The woman, Erin Jordan, told the Associated Press in a Twitter message her friends who found the stones live in Kalapana, Hawaii. The Big Island community is about 12 miles from the neighborhoods where a series of lava fissures have opened up in the ground since early May.

While olivine is a common mineral in Hawaiian lava, and it is embedded inside the lava that has been bursting out of fissures near the Kilauea volcano, sizeable rocks of actual olivine “gems” are not showering down, scientists say.

Photos posted of olivine on social media are “definitely not what we’re seeing in the lava,” Cheryl Gansecki, a geologist at the University of Hawaii’s Hilo campus on the Big Island, told reporters last week during a U.S. Geological Survey briefing. They could be from much older lava flows, she said.

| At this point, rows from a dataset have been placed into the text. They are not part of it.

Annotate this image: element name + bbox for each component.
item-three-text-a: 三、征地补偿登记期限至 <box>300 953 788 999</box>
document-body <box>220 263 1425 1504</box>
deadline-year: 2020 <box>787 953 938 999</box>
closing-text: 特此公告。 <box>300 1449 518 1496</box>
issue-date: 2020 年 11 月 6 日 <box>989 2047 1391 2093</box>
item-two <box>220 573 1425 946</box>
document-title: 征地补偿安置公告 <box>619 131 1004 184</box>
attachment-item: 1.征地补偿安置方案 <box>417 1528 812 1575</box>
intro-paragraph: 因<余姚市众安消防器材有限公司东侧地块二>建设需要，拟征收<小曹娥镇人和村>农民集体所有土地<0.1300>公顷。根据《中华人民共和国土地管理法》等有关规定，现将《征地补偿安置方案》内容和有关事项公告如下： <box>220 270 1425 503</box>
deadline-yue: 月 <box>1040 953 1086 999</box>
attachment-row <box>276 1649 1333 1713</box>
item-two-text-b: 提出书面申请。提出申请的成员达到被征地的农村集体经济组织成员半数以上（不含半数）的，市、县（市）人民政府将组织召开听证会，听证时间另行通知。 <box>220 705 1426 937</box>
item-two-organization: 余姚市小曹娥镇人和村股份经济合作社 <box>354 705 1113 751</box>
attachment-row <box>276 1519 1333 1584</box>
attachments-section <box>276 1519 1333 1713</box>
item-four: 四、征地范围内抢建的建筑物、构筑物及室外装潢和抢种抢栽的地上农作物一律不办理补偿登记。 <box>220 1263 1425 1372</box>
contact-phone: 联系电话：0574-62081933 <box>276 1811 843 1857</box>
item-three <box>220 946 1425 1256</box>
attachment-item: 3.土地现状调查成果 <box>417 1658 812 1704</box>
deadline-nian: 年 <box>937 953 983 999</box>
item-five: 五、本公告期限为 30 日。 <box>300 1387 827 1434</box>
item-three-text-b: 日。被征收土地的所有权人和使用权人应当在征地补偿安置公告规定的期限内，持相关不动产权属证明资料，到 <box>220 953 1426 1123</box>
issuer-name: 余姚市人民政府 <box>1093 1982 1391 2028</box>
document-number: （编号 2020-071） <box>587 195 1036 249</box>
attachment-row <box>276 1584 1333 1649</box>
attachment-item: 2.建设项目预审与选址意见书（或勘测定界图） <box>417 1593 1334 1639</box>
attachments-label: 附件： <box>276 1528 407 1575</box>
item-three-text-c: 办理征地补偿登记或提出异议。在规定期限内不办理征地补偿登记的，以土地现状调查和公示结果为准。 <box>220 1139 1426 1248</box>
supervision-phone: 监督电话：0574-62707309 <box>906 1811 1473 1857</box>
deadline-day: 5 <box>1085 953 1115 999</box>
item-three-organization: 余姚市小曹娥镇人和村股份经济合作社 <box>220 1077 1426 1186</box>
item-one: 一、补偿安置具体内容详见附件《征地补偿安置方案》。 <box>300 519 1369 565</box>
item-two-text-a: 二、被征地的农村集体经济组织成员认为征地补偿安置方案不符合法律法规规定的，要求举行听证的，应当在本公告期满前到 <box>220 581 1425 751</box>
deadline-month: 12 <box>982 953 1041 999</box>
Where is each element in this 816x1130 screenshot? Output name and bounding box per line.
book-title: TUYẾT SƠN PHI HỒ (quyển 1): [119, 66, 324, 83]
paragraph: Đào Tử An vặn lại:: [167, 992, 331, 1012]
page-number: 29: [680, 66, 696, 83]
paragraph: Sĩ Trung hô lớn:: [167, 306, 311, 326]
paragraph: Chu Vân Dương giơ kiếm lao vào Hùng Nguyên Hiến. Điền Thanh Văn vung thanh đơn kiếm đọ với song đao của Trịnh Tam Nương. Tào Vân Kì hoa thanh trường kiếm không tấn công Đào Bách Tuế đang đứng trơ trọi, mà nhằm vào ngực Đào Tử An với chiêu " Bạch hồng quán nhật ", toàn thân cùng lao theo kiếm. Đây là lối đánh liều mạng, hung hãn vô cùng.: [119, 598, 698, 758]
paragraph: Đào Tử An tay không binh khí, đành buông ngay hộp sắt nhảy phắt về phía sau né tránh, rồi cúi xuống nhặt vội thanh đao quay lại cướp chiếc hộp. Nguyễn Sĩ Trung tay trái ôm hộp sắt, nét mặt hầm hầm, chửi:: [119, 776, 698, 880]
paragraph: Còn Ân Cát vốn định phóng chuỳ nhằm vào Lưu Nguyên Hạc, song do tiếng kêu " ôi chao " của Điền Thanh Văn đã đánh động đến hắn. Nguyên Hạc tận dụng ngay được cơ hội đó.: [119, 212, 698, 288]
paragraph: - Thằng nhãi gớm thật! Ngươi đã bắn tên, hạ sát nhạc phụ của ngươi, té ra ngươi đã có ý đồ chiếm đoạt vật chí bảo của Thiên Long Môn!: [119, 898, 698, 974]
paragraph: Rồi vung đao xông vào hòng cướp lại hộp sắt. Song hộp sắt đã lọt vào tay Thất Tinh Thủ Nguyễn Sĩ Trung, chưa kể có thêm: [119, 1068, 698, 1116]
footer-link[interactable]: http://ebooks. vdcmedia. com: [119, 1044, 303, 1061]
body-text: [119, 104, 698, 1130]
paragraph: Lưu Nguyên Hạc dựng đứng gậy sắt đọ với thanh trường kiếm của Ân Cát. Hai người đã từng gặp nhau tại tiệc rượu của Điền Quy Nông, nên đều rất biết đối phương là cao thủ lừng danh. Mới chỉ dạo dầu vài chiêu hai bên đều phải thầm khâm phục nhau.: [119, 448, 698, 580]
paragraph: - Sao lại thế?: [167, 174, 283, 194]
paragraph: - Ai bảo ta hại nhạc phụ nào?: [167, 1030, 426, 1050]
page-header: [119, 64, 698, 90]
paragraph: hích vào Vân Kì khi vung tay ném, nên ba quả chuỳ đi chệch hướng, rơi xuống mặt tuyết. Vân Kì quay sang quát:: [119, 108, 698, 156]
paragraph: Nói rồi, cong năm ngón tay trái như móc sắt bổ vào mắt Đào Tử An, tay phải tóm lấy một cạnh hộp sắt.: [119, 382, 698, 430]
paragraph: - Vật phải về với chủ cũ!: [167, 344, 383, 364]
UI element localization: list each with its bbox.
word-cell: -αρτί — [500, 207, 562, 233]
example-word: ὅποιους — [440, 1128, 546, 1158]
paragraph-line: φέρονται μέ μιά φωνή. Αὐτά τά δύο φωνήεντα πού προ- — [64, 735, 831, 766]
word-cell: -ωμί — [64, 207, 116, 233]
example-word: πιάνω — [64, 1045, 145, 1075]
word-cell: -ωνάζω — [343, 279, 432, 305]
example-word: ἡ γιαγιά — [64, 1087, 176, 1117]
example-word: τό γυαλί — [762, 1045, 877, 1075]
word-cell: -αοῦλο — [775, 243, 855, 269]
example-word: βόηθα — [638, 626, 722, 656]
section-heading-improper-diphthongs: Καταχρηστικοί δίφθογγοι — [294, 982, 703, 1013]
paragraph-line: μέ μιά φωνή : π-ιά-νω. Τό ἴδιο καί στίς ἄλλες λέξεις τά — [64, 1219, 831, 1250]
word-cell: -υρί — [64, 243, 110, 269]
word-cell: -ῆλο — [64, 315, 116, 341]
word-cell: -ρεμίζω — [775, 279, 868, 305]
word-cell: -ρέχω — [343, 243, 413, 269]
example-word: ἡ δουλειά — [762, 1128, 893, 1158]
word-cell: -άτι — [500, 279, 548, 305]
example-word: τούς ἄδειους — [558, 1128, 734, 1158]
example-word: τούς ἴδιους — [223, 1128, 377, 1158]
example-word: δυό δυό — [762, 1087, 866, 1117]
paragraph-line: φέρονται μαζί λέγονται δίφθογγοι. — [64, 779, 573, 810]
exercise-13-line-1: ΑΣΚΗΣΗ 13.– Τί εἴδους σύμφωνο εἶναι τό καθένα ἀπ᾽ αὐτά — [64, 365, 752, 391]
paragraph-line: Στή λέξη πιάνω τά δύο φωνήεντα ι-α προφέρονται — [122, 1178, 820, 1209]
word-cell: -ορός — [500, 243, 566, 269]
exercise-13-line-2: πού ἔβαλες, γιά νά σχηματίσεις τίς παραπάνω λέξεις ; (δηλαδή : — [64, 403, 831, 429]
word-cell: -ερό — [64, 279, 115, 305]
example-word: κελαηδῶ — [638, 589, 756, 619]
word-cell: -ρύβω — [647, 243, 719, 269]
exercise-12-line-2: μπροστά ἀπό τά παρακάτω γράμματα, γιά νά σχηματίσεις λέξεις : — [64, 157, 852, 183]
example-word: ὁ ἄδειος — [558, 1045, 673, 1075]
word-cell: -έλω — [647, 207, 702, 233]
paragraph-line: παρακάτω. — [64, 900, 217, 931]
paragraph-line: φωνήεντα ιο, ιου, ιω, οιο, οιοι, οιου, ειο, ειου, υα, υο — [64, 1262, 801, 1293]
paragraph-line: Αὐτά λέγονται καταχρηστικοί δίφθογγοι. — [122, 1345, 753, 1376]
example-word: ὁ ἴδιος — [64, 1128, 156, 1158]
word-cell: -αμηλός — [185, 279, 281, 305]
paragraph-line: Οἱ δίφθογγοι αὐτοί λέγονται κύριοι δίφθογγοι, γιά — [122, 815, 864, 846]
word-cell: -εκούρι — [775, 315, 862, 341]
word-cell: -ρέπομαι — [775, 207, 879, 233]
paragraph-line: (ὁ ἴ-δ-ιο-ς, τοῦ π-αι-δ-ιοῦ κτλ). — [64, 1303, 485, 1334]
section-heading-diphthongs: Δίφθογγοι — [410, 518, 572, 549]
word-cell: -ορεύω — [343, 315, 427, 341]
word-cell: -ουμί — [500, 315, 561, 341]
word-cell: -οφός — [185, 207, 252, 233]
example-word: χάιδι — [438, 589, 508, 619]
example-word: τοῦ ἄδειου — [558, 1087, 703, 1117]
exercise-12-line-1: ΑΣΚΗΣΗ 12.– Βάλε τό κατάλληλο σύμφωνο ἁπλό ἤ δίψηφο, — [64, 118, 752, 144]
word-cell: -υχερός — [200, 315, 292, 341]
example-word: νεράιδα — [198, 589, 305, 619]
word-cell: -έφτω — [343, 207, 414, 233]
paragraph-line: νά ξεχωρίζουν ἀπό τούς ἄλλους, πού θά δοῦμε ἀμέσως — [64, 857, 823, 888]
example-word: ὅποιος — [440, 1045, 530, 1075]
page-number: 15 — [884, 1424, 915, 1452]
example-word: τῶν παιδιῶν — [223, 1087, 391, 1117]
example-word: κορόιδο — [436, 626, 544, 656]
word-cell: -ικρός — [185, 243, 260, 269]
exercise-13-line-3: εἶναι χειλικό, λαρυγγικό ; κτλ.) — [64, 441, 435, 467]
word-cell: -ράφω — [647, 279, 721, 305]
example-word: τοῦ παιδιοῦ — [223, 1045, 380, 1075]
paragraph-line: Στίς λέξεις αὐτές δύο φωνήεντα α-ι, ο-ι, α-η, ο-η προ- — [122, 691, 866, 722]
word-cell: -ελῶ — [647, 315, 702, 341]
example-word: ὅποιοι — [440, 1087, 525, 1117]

“There’s not olivine raining from the sky, except in clumps of lava,” Gansecki said. “I think this is pretty much a nonstory, unfortunately.”

“What we’re seeing are tiny and they do no separate from the lava themselves,” she said. “You’d have to crush the lava to get them out and find them.”

Michael Garcia, a professor of geology at the University of Hawaii’s Manoa campus in Honolulu, has a student who is extracting olivine from a 1985 eruption. The olivine extracted from lightly crushing pumice-like material in unpolished form is gray, not shiny and green, which it becomes after being weathered over time, Garcia said.

Olivine is the reason the Big Island has a green sandy beach, he said.

In gemstone form, a variety of olivine is known as peridot.

But most of the Hawaii olivine is not typically gemstone quality, Garcia said: “Too small and broken.”